Ce fut enfin ce qui arriva pour Adeline. Cette franche et loyale nature s’indigna de voir qu’elle était si mal comprise. Ses instincts de justice se révoltèrent en s’apercevant que l’excès de sa bienveillance se tournait contre elle-même. Blanche, tremblante et comme étonnée de se sentir en elle cette puissance d’indignation, elle ne daigna plus même répondre à sa servante ; et profitant d’un moment où la Madelon épuisée par son emportement restait silencieuse, Adeline lui ordonna brièvement de se préparer à quitter la maison.

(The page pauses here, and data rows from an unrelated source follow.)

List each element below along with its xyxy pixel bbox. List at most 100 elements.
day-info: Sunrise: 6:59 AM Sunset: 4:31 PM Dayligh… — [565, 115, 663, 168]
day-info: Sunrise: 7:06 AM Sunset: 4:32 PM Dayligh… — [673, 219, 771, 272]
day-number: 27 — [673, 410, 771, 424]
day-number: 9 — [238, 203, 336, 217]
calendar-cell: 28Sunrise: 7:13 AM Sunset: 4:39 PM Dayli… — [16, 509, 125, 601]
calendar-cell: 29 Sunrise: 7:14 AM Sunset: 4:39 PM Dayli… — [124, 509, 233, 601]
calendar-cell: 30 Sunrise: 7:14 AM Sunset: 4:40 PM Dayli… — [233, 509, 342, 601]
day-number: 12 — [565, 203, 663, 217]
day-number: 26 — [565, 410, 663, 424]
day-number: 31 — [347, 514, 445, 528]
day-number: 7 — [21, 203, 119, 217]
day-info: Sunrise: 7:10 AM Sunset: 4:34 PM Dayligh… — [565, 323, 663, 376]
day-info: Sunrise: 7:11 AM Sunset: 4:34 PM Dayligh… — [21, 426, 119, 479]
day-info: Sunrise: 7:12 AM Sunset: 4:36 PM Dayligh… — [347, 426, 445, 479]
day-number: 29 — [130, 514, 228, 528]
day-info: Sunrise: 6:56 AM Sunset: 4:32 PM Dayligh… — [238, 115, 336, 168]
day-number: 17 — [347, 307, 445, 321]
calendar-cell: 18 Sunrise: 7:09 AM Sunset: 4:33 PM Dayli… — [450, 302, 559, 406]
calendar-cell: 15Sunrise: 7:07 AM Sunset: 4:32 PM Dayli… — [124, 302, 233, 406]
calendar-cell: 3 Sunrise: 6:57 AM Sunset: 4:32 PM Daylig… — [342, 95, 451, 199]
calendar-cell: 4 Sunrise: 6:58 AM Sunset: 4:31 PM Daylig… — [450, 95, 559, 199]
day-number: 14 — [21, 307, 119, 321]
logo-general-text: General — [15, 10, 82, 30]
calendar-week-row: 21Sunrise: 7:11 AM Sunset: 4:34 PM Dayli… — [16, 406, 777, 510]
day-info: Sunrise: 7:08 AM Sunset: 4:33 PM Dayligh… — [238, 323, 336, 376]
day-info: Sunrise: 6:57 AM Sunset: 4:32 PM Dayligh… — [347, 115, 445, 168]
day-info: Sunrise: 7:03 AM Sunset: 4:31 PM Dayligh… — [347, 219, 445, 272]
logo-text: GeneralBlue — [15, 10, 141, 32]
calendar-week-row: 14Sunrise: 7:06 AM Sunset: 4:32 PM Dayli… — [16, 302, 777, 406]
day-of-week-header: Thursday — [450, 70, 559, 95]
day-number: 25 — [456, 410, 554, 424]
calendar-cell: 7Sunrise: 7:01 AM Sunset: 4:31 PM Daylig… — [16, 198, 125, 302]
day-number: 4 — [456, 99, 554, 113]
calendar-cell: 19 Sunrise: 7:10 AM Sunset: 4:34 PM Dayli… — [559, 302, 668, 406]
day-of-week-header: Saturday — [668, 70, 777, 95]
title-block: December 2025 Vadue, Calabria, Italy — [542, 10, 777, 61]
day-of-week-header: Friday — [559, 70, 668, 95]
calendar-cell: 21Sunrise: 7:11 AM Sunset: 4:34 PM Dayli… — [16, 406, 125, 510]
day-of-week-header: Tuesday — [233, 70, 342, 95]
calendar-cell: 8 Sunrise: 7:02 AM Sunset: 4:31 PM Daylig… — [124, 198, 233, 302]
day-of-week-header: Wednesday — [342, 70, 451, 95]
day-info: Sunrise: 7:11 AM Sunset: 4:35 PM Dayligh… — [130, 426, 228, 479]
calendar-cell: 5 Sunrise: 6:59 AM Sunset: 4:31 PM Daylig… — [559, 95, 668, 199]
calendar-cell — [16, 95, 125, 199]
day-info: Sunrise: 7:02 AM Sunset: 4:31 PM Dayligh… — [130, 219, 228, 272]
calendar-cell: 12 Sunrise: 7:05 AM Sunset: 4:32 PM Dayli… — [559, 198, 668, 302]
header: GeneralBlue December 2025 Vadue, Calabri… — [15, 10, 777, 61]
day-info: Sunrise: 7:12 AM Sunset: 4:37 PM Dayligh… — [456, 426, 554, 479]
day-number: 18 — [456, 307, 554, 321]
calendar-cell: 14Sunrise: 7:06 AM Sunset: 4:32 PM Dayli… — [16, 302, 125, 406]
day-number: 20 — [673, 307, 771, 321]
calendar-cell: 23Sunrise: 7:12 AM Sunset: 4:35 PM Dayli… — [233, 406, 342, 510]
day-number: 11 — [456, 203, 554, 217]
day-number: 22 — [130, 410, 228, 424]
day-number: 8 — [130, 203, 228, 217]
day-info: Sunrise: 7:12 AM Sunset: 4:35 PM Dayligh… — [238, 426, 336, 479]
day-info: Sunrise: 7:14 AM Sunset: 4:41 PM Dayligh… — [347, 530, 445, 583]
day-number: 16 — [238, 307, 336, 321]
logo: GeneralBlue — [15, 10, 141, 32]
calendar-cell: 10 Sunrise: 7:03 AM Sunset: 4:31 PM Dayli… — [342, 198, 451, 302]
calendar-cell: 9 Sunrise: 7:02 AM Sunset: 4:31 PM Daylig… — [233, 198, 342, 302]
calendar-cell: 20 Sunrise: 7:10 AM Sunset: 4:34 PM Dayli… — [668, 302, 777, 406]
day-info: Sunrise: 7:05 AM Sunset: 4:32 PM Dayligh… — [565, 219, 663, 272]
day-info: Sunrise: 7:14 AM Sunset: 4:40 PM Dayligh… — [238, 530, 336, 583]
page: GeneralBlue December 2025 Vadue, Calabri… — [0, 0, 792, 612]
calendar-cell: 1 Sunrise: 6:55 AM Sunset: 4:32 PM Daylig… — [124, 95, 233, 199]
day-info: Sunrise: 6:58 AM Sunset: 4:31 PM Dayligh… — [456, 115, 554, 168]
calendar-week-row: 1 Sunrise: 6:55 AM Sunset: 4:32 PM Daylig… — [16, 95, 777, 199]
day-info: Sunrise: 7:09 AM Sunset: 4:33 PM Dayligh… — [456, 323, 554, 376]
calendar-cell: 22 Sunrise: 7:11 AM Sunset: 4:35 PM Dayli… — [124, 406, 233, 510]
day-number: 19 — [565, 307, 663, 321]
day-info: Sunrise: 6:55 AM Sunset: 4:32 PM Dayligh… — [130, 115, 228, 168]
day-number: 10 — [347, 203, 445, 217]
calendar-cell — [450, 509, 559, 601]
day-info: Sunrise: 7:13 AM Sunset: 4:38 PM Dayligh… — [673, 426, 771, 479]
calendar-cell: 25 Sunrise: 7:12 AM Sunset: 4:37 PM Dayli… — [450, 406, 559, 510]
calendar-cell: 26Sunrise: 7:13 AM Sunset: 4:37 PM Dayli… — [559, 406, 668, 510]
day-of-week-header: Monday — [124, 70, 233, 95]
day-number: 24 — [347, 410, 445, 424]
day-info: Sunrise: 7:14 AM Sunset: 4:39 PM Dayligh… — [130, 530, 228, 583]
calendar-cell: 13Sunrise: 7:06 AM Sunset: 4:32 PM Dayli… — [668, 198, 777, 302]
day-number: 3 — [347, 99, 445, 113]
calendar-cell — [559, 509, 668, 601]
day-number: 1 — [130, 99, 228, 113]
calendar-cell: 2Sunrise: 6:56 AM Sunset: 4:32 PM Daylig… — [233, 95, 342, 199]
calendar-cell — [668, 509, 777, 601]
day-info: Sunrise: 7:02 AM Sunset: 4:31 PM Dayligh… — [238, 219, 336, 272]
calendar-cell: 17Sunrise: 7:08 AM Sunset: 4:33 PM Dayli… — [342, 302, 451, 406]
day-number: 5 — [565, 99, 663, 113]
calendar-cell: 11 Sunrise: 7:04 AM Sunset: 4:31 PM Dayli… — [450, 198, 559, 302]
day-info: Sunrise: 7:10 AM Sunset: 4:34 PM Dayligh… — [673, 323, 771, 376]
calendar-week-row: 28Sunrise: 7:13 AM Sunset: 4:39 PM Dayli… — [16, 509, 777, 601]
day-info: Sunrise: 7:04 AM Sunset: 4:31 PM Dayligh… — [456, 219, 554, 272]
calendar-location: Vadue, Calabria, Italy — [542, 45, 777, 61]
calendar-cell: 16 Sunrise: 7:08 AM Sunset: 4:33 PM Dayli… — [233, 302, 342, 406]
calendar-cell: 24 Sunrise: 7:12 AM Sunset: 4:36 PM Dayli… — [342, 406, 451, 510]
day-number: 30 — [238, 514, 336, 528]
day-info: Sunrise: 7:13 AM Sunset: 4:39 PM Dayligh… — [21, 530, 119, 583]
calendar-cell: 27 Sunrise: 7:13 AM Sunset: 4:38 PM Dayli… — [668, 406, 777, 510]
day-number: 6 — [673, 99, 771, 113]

— C’est bon, dit la Madelon, qui ne paraissait point s’attendre à celle-là ; on reparlera de ça ; nous avons le temps ; tantôt, demain ou un autre jour, n’est-ce pas, mam’zelle ?

— Il ne s’agit-pas de tantôt ni de demain, c’est tout de suite que vous allez partir, dit Adeline.

— Faut d’abord voir ce que pensera monsieur votre père de ce déménagement, reprit la Madelon en redoublant d’impertinence.

— Mon père n’a pas d’autre volonté que la mienne, fit Adeline, vous le savez bien.

— Ce n’est pas ce qu’il y a de mieux dans la maison, répliqua la servante.

— Que ce soit bien ou mal, cela est ainsi, personne n’a rien à y voir, et vous moins que personne.

— Ce que vous m’empêchez de dire, vous n’empêcherez point les autres de le penser, mam’zelle.

— L’opinion des autres nous est indifférente, à mon père comme à moi ; nous sommes au-dessus de tout le monde.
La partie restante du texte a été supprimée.